Libye : des centaines de migrants bloqués à Tripoli ont besoin d'aide et de protection

Une femme d'origine africaine se cache dans une ferme à la périphérie de Tripoli en Libye 30 août 2011.
Une femme d'origine africaine se cache dans une ferme à la périphérie de Tripoli, en Libye, 30 août 2011. ©REUTERS/Zohra Bensemra

A Tripoli, des centaines de migrants et de réfugiés vulnérables vivent dans des conditions épouvantables, sans accès à des soins médicaux adaptés et sans garantie de sécurité, selon MSF. L'organisation humanitaire médicale internationale, qui a commencé à fournir des soins de santé de base à ces populations regroupées sur deux sites, constate qu'ils ont besoin d'urgence de protection et d'assistance.

Un millier de réfugiés et de migrants vit dans des bateaux sur une base militaire abandonnée, à Tripoli, tandis qu'un autre groupe de 200 personnes ont cherché refuge dans une ferme depuis que les combats ont éclaté au Sud de Tripoli.

« Beaucoup de ces personnes avaient déjà fui les combats dans leur pays d'origine, comme la Somalie, le Soudan ou d'autres pays africains, explique Simon Burroughs, coordinateur d'urgence de MSF à Tripoli. Certains sont venus dans ces camps de fortune à la recherche d'un moyen de rejoindre l’Europe par bateau, d'autres sont venus chercher refuge pour se protéger des combats à Tripoli. Tous se retrouvent bloqués et n’ont nulle part où aller. »

MSF a assuré des consultations médicales sur les deux sites et prévoit d’y distribuer de l'eau potable et des articles d'hygiène.

« Beaucoup souffrent d'infections respiratoires, de maladies de la peau et de troubles gastro-intestinaux, explique le Dr Paulo Reis, coordinateur médical de MSF. Ces pathologies sont liées à leurs conditions de vie très précaires. La plupart des problèmes médicaux que nous avons traités sont liés au stress, notamment la difficulté de dormir la nuit en raison d'une peur extrême et constante. »

Les patients ont dit à MSF qu’ils sont incapables de quitter ces camps de fortune de peur d'être agressés, battus ou arrêtés en ville. Ils ont expliqué à l'équipe qu'ils ont été menacés dans la nuit par des hommes armés non identifiés. Les migrants séjournant dans la ferme ont été sommés de quitter immédiatement cet endroit.

Les autorités nationales, le Haut Commissariat des Nations Unies pour les réfugiés (HCR) et l'Organisation internationale pour les migrations (OIM) se doivent d’assurer la protection de ces réfugiés et migrants bloqués dans Tripoli et dans les environs et de répondre à leurs besoins fondamentaux.

MSF, qui fournit une assistance aux réfugiés et aux migrants en Tunisie et au Sud de l’Italie, souligne que les frontières internationales doivent rester ouvertes.
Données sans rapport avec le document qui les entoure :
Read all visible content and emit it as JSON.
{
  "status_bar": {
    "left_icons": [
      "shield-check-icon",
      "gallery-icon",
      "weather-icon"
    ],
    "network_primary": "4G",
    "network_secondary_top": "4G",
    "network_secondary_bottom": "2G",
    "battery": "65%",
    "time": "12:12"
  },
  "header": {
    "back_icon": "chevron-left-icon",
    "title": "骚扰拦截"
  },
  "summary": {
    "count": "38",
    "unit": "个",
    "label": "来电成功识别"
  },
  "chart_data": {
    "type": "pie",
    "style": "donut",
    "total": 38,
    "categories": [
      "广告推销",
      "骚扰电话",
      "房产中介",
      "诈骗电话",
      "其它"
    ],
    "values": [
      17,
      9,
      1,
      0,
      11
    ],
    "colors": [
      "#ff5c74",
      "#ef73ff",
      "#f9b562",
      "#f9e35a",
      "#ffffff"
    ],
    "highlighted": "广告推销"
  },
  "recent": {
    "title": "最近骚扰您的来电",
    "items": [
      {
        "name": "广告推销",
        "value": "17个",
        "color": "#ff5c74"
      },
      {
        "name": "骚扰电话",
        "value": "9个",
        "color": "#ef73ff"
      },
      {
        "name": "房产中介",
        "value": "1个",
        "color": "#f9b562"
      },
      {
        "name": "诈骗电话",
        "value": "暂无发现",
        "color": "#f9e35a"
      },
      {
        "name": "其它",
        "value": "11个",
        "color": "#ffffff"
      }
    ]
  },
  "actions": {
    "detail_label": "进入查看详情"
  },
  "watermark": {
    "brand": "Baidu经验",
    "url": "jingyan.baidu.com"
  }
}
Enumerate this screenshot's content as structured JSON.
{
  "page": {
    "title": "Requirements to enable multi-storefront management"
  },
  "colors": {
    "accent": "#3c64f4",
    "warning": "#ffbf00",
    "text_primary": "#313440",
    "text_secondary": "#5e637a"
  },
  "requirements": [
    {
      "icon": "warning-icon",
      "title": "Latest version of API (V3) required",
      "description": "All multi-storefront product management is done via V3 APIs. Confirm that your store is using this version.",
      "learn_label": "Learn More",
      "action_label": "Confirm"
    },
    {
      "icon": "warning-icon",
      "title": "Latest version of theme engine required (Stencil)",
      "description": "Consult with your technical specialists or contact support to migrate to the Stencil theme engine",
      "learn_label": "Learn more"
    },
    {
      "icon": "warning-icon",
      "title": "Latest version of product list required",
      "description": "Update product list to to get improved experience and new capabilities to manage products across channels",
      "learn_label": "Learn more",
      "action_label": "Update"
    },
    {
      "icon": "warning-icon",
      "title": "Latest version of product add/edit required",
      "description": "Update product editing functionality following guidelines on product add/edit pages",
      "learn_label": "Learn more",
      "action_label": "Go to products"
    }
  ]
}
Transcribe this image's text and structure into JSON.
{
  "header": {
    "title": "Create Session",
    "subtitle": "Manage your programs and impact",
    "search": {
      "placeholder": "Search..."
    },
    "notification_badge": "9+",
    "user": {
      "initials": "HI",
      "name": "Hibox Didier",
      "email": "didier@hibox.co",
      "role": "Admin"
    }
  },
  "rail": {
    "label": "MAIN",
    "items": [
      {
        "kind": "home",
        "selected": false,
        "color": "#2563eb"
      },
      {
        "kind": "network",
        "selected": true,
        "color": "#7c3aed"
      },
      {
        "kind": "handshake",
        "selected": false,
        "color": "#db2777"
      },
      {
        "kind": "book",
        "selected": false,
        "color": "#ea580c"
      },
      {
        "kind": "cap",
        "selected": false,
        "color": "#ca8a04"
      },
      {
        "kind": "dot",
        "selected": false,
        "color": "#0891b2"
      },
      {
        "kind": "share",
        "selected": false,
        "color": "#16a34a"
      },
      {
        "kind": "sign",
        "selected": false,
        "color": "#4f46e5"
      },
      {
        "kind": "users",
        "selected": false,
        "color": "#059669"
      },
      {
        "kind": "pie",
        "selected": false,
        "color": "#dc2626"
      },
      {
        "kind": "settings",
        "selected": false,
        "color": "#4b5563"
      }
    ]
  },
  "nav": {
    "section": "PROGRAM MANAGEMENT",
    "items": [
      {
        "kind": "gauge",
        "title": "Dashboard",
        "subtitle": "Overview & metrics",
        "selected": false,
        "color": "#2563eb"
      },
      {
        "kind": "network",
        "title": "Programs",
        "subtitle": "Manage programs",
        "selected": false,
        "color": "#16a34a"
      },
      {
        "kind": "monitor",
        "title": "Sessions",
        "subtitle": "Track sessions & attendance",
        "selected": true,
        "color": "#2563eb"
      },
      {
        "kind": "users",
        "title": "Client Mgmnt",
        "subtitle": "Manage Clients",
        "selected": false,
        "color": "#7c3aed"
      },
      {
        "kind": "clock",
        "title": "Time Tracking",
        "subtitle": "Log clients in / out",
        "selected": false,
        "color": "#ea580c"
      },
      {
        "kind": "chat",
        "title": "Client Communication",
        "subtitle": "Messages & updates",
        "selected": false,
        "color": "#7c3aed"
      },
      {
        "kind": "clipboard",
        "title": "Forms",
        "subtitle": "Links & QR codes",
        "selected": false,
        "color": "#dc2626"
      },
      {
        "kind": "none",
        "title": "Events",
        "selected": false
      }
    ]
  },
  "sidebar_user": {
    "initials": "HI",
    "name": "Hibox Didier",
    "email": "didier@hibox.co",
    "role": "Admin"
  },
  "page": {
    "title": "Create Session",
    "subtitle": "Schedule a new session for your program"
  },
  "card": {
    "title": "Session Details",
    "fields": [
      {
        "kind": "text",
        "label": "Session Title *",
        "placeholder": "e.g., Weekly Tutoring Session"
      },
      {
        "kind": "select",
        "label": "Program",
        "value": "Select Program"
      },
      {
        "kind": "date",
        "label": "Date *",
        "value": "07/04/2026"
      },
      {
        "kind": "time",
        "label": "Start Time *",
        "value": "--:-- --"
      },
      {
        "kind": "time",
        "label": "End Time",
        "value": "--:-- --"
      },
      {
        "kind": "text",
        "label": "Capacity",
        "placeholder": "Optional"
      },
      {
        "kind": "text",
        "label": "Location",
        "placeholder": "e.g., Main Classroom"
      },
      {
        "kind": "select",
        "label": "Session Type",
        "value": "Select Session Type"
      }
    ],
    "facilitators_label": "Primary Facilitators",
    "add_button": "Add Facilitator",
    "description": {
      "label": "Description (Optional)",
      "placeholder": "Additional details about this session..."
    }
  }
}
Les Etats limitrophes comme les gouvernements européens doivent garantir l'accès aux procédures d'asile et assurer des conditions d'accueil humaines.

A Tripoli, MSF continue à soutenir les structures médicales sous tension en leur fournissant du matériel médical et du personnel en cas de besoin. Les équipes médicales et chirurgicales de MSF soutiennent le personnel médical libyen dans l'hôpital central de Tripoli et dans la clinique de Ben Achour. Un bateau transportant plus de 10 tonnes de fournitures médicales et logistiques arrivera ce 30 août à Tripoli.

MSF est présente en Libye depuis le 25 février dernier et fournit une aide médicale et humanitaire à Benghazi, Misrata, Tripoli, Yefren, Zaouia, Zintan et Zliten. Pour assurer l'indépendance de son action médicale, MSF s'appuie uniquement sur des dons privés. Pour le financement de ses activités en Libye, MSF n'accepte le financement d'aucun gouvernement, organisme donateur, ou de tout groupe ayant une affiliation militaire ou politique.